Monday, May 25, 2015

Thursday, May 25th, 1882

Thursday. May 25th Fayal Hotel.
“A dream of a da’ay” as Mr Sanisberry says. The Lees, Miss Smith, Mrs, Miss Dabney, Sen, Miss Rose, Mr Herbert, Kent & Taylor and I went on a picnic to Cristel Blanco. It was Mr Sanisberry’s treat. There were three baron[?] with mules, three abreast in one of them, & the Dabneys sent some servants to carry one shawls and provisions. Cristel Blanco is a rock rising directly  from the ocean to a height of more than 700 ft. connected with the mainland by a natural bridge. There are several [89]  stone steps up its precipitous sides. Years ago there was a convent that there where the nuns fled from piratical Moors and there are a few remains there still of cisterns and wells. There is a patch of German forget me nots there on a corner of the rock, the rest is covered with heather. The view is extensive, of more than half the horizon. Pico and Horta the back hills around to Caprero and the ocean which was like a lake today and pale blue. It was very dreamy. We had one of Mrs Edwards extensive lunches, and then lounged among the heather and talked until nearly sunset. Miss Dabney Sen, was a great friend of Mr & Mrs Wm Hunt, has been at Bratto [Brattleboro] and told many interesting anecdotes of Mr Hunt and some of the people who have been at these islands. She says some lady in New port calls Mr Hunt “the celestial greyhound.” The brother of the Maine painter Wm[?] De Haas died out here – [90] and made some sketches but there are no good paintings or even photos of the scenery among the Azores excepting some of the latter to be found in England, taken by a man by the name of Thorp. Miss Dabney remembered Mr. Wm Bradley’s being here and they all spoke of Sam Dinsmore & his wife & Miss Homer who married Mr St Gaudens. One of the Elliots of Keene died here at Horta.
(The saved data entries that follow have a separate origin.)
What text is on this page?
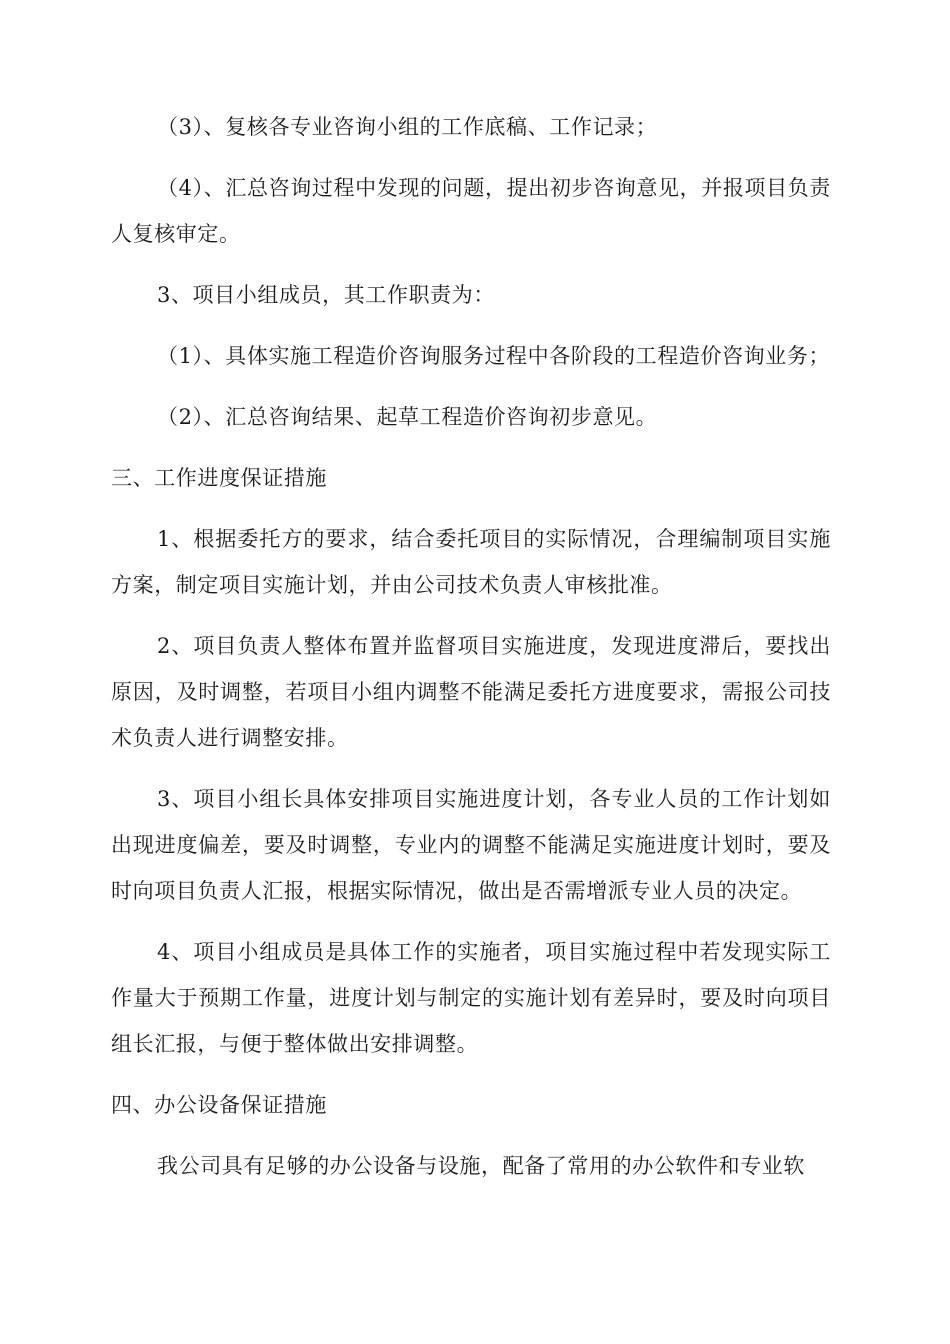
（3）、复核各专业咨询小组的工作底稿、工作记录；

（4）、汇总咨询过程中发现的问题，提出初步咨询意见，并报项目负责人复核审定。

3、项目小组成员，其工作职责为：

（1）、具体实施工程造价咨询服务过程中各阶段的工程造价咨询业务；

（2）、汇总咨询结果、起草工程造价咨询初步意见。

三、工作进度保证措施

1、根据委托方的要求，结合委托项目的实际情况，合理编制项目实施方案，制定项目实施计划，并由公司技术负责人审核批准。

2、项目负责人整体布置并监督项目实施进度，发现进度滞后，要找出原因，及时调整，若项目小组内调整不能满足委托方进度要求，需报公司技术负责人进行调整安排。

3、项目小组长具体安排项目实施进度计划，各专业人员的工作计划如出现进度偏差，要及时调整，专业内的调整不能满足实施进度计划时，要及时向项目负责人汇报，根据实际情况，做出是否需增派专业人员的决定。

4、项目小组成员是具体工作的实施者，项目实施过程中若发现实际工作量大于预期工作量，进度计划与制定的实施计划有差异时，要及时向项目组长汇报，与便于整体做出安排调整。

四、办公设备保证措施

我公司具有足够的办公设备与设施，配备了常用的办公软件和专业软
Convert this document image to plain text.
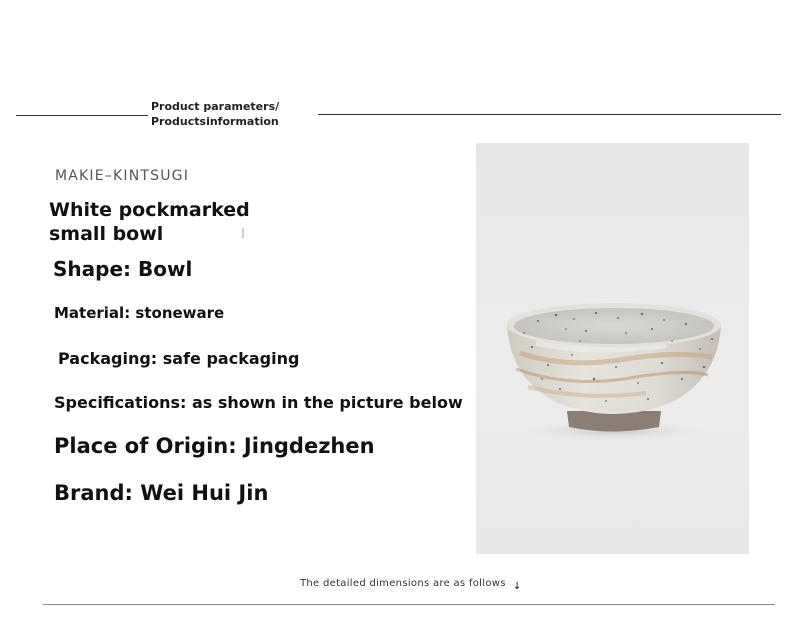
Product parameters/
Productsinformation
MAKIE–KINTSUGI
White pockmarked
small bowl
Shape: Bowl
Material: stoneware
Packaging: safe packaging
Specifications: as shown in the picture below
Place of Origin: Jingdezhen
Brand: Wei Hui Jin
The detailed dimensions are as follows ↓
They told us a great deal about the life here – we noticed that the servants always took off their hats while we were drinking water – from some superstitious notion. We passed some rosemary and they made us pick it as there is a proverb in Portuguese that “he who passes rosemary without picking it, forgets his love.” There is a religious ceremony peculiar to this island of Fayal of carrying the crown to a persons house to stay there several days during which time the owner of the house [91] is expected to entertain the neighbors and spend a great deal of money in music, dress & charity as a vow. Then they still see indulgences & have raised the price of mass from time to time. Mr Lee thought “making a crime in masses” a {?] in the way of business speculations. The Portuguese when speaking of America always mean Boston or New Bedford – if they speak of any other place they call it by its actual name. California, New York, etc. They always take another name or anglicize their own in going to America. Mr Edward’s name is Edowards, Mr Phillips, Philipe. Mrs Dabney said she was horrified at hearing of a family of Dabney’s who had made some money in America & were travelling about under the names of her family, Chas, Alice, Rose, etc. The Fayal Portuguese is the purest spoken in the islands. The ambition of every woman here is to have a [91] Capote. They save all their money for it and consider themselves made when it is obtained. They cost about $35. In the other Azores they have slight deviations on the Capote.

We saw a great many evidences of the earthquake on one drive, walls and housed cracked. They say there have been two shocks since last week but we have not felt them. They came in the night.

Coming home we had a superb view of Pico – with Port [?] and the volcanic rocks in the harbor for a foreground, the light shifting from pale pink to deep violet.

In the evening Miss S, Mr Sanisberry, Mr Dabney & I played Whist and after we were all upstairs we had quite a fine serenade, a viola and four or five  good voices. I was surprised to find that the present Mrs Dabney is the daughter of Dr Webster. I connected her with a later generation. When Mr Dabney first came to Fayal he used to entertain all the Americans that came over until reference was so often made to their family history that he gave it up and built a Hotel for the accommodations of travelers. A Sea Capt. related the whole store while dining at the Consuls one evening and Mrs Dabney fainted.